The problem with typical approaches to scaling up data collection just take a standard flight path and do it a lot of times. This compounds error over the space it’s done in, which with really large data sets results in a notable bowl in the data due to incorrect lens calibration estimates.
There are several fixes:
- If possible, fly with a fixed lens like Sensefly’s SODA (which is a repurposed DJI, FWIW)
- If possible, fly with RTK GPS
- If possible, use a global shutter rather than a rolling shutter camera
- Flight plan with calibration in mind as follows:
With flight planning, there are two options:
One is to do periodic calibration flights, such as reviewed here: https://www.opendronemap.org/2019/12/self-calibration-of-cameras-from-drone-flights-part-3/
With a flight planners like sensefly’s or QGroundControl, you can append these calibration flights as a smaller flight area within your larger flight, and then there is a calibration flight associated with each larger flight.
A simpler approach is to just vary how flight planning is done.

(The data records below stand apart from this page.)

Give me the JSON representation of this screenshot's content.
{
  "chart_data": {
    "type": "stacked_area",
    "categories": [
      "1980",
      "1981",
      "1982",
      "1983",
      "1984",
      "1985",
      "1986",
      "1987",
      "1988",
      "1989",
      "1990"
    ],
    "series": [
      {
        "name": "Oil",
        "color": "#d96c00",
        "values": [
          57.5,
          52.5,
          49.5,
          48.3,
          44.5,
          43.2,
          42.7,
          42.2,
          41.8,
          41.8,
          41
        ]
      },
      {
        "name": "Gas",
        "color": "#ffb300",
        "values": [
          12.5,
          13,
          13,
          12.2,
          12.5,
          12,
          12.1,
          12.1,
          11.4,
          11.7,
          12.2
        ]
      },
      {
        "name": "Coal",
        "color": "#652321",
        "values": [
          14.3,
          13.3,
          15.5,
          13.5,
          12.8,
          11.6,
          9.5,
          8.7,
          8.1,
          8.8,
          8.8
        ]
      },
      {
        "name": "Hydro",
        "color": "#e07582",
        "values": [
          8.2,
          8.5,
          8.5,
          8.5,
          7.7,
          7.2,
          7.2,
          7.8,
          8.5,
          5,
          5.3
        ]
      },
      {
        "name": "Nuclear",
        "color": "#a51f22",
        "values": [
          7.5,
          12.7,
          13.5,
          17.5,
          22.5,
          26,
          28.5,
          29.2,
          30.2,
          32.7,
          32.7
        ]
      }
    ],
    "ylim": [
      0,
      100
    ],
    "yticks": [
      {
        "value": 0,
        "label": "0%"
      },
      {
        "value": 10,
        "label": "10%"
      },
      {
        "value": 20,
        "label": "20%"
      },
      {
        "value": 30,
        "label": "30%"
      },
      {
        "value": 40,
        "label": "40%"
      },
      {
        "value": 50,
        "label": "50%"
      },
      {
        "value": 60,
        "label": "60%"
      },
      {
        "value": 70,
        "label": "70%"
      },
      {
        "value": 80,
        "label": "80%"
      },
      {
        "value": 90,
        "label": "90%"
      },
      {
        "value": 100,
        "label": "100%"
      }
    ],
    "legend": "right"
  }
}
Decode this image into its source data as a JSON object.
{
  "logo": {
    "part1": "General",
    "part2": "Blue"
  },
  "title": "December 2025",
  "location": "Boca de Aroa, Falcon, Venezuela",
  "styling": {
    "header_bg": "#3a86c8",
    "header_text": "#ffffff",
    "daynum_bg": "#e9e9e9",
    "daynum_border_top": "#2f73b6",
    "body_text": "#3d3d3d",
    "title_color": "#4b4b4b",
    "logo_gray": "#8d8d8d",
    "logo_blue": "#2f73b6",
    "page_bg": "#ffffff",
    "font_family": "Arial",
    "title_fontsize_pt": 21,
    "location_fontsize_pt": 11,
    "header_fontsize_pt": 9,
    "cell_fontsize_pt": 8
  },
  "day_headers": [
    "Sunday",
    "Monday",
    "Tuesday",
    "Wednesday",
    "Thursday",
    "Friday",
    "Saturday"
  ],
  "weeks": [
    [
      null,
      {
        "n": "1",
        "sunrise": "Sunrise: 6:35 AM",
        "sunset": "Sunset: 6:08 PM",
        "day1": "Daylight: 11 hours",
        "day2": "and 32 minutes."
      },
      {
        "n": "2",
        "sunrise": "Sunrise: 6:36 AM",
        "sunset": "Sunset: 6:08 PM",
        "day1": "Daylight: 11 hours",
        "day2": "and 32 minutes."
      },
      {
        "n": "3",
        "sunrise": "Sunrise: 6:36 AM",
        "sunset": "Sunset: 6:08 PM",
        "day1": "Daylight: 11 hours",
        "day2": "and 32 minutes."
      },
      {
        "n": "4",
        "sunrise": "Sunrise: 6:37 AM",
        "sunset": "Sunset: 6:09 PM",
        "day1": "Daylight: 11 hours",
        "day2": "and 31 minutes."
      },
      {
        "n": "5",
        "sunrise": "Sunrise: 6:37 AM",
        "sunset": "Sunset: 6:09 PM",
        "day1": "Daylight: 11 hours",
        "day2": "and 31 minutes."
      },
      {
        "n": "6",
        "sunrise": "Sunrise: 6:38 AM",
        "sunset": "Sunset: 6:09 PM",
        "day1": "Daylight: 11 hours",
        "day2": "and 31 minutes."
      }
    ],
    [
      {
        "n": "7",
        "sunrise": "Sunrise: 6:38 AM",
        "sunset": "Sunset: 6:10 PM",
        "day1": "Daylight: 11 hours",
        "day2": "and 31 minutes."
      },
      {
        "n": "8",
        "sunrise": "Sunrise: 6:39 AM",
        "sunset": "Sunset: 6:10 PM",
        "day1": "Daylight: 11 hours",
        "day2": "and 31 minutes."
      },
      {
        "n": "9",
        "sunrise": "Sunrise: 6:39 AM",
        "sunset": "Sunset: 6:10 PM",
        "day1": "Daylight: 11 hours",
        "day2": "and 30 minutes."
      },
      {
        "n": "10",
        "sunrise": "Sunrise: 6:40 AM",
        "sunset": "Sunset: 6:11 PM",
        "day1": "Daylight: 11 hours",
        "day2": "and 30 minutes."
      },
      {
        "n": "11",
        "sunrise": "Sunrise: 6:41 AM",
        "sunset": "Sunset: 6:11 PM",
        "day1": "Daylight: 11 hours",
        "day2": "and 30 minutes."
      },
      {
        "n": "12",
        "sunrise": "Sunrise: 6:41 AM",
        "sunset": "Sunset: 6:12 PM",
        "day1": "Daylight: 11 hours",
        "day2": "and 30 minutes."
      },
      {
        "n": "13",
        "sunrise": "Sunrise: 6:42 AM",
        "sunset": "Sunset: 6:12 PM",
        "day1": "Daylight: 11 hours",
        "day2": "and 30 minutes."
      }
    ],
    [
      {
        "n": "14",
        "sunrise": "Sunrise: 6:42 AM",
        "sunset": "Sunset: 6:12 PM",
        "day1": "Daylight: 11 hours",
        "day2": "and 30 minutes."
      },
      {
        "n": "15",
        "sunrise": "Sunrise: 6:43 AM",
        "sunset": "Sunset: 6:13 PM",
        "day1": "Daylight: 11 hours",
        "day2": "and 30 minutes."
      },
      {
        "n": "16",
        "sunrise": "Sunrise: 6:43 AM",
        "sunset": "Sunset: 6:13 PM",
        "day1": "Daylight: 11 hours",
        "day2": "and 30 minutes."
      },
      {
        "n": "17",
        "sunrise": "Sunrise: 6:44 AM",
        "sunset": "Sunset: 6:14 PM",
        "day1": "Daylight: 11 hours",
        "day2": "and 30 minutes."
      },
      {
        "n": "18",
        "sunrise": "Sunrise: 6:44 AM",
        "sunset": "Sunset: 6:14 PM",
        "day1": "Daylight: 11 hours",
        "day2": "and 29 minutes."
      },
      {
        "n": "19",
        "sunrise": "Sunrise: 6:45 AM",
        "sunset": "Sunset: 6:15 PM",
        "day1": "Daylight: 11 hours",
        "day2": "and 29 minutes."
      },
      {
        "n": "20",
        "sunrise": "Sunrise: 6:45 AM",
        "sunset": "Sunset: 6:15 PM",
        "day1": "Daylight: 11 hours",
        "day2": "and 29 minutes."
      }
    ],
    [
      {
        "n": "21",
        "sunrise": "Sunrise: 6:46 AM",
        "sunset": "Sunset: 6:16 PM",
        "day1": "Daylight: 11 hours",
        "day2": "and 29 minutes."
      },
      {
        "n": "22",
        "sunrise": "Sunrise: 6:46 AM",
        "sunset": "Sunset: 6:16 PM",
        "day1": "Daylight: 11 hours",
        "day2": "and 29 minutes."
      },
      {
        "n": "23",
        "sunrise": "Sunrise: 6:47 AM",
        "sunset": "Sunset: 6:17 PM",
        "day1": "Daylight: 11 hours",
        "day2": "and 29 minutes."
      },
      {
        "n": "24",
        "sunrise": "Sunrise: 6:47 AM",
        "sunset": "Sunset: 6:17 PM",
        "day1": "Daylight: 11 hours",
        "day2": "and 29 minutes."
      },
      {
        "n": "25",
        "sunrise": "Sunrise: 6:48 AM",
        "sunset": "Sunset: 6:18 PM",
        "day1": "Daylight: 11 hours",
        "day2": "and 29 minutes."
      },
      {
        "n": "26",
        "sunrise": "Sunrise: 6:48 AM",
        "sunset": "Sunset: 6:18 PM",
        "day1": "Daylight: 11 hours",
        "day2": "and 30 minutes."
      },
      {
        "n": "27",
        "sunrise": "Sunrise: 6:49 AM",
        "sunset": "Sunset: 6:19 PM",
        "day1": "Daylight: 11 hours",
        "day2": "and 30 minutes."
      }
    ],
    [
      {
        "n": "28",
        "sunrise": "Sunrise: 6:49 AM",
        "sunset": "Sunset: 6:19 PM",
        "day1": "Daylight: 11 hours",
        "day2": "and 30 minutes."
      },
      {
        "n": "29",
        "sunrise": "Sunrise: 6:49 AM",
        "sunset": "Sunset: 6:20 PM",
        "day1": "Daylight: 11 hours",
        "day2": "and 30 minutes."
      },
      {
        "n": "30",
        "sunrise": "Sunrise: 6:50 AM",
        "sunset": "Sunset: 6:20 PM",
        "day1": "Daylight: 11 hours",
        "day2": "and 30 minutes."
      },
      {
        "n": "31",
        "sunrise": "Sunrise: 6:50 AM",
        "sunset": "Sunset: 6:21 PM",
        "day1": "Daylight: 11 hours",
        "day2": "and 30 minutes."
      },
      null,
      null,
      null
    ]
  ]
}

Typical large scale flight planning is usually just more of the same as small scale flight planning like this:
Instead, rotate every other flight 20 degrees from the previous, and every other flight vary in height as follows:
So instead of having every flight with a yaw of 90 degrees, every other flight should be 80 or 100 degrees. If flying at 800 meters, have half the flights at 780 meters and half at 800 meters. Also, pitch the camera at 80 degrees instead of 90 — straight down camera views will result in self calibration problems.
Note: For simplicity of drawing the diagrams, I simply rotated each rectangular area giving triangular overlap between the flights, but the overlap can be rectangular.